You can use the BERT-sentence transformer either only with textual features (using text_only_baseline_sbert.py) or with addtional conversational features (adding eliciting and oblivious tweets - using text_only_eliciting_oblivous.py)
If you want to run the models for the sarcastic vs. non-sarcastic class, use the csv containing the sarcastic and non-sarcastic tweets and specify class=all. If you want to run it for perceived vs. intended, only use the csv containing sarcastic tweets only and specify class=sarcastic.
Using 3 different models, which take user context in addition to textual information as input.
- Model using priming: 200 tokens from the user history of each users are added as pre-fix to the tweet text
- Model using average user embeddings: adding a user embedding based on the average embedding of the historical tweets of each user, using sentence transformers
- Model using user attribution: adding a user attribution based on the historical tweets using a linear model
- GNN: modeling the social relations between users, and the relations between tweets and users. For this purpose,a heterogeneous graph G = (V, E) is build, where V = {U ∪ T}, which consists of two types of nodes: users and tweets.
To use the models described in 1. - 3. run sarcasm_detection.s_bert_with_user.py and specify the run configuration accordingly (see examplary calls in the file). To use the model described in 4.: TBD
Models described in 2. & 3. can be additionally enhanced with conversational features as described in "Run text-only models", by appending the eliditing and oblivous tweets to the sarcastic tweet.
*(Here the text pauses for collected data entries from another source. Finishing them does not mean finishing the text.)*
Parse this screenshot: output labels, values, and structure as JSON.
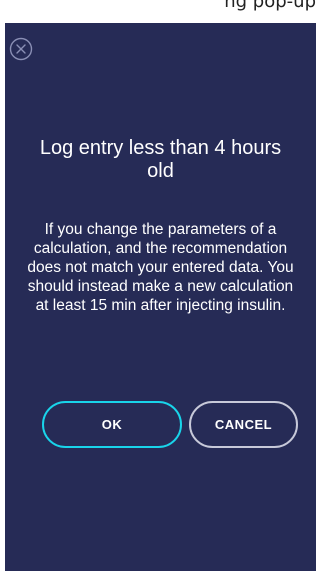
{
  "top_strip": {
    "partial_text": "ng pop-up"
  },
  "dialog": {
    "title": "Log entry less than 4 hours old",
    "message": "If you change the parameters of a calculation, and the recommendation does not match your entered data. You should instead make a new calculation at least 15 min after injecting insulin.",
    "ok_label": "OK",
    "cancel_label": "CANCEL",
    "close_icon": "close-circle-icon"
  },
  "colors": {
    "dialog_background": "#262b56",
    "ok_border": "#19d4ea",
    "cancel_border": "#c7c9d9",
    "text": "#ffffff"
  }
}
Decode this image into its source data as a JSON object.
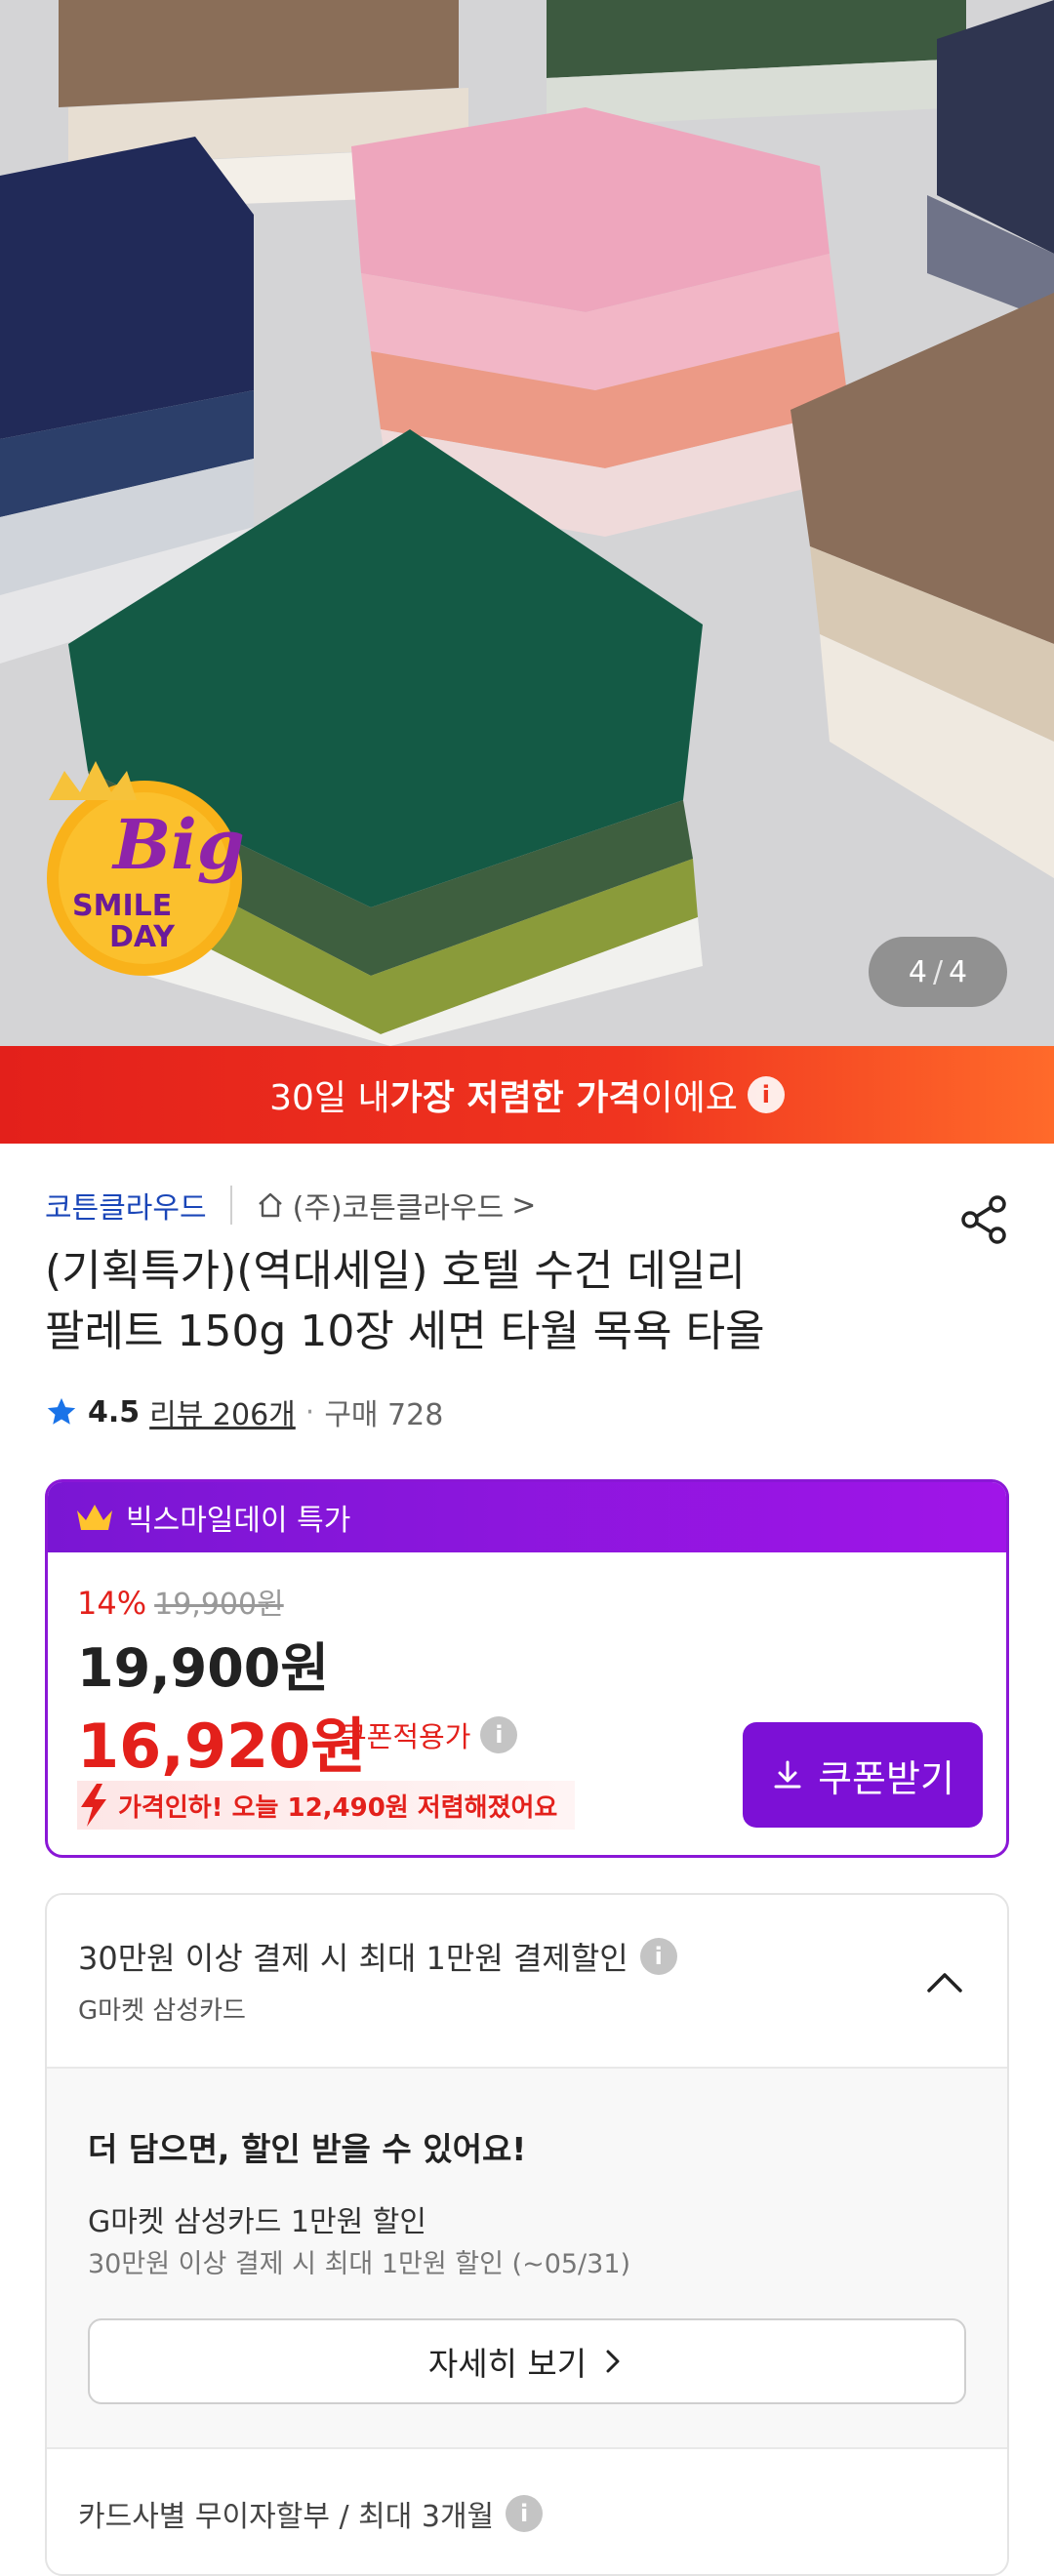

- create a user vocabulary using create_sum_vocabulary_user_sample.py
- Create user embeddings using the historical tweets of each author in the sarcastic and non-sarcastic dataset with sarcasm_detection.users_s_bert_embeddings.py
- Create text embeddings for tweets in the sarcastic and non-sarcastic dataset and for the user history using sarcasm_detection.csv_and_user_hist_text_embeddings.py
- Train the linear model for user attribution using sarcasm_detection.train_user_attribution.py with the text embeddings of the sarcastic and non-sarcastic dataset (only using the training set)
- Extract the user embeddings using sarcasm_detection.user_attribution_extraction.py with the text embeddings of the historical tweets for each user
If you want to run it for the sarcastic vs. non-sarcastic class, use the csv containing the sarcastic and non-sarcastic tweets and specify class=all. If you want to run it for perceived vs. intended, only use the sarcastic csv and specify class=sarcastic.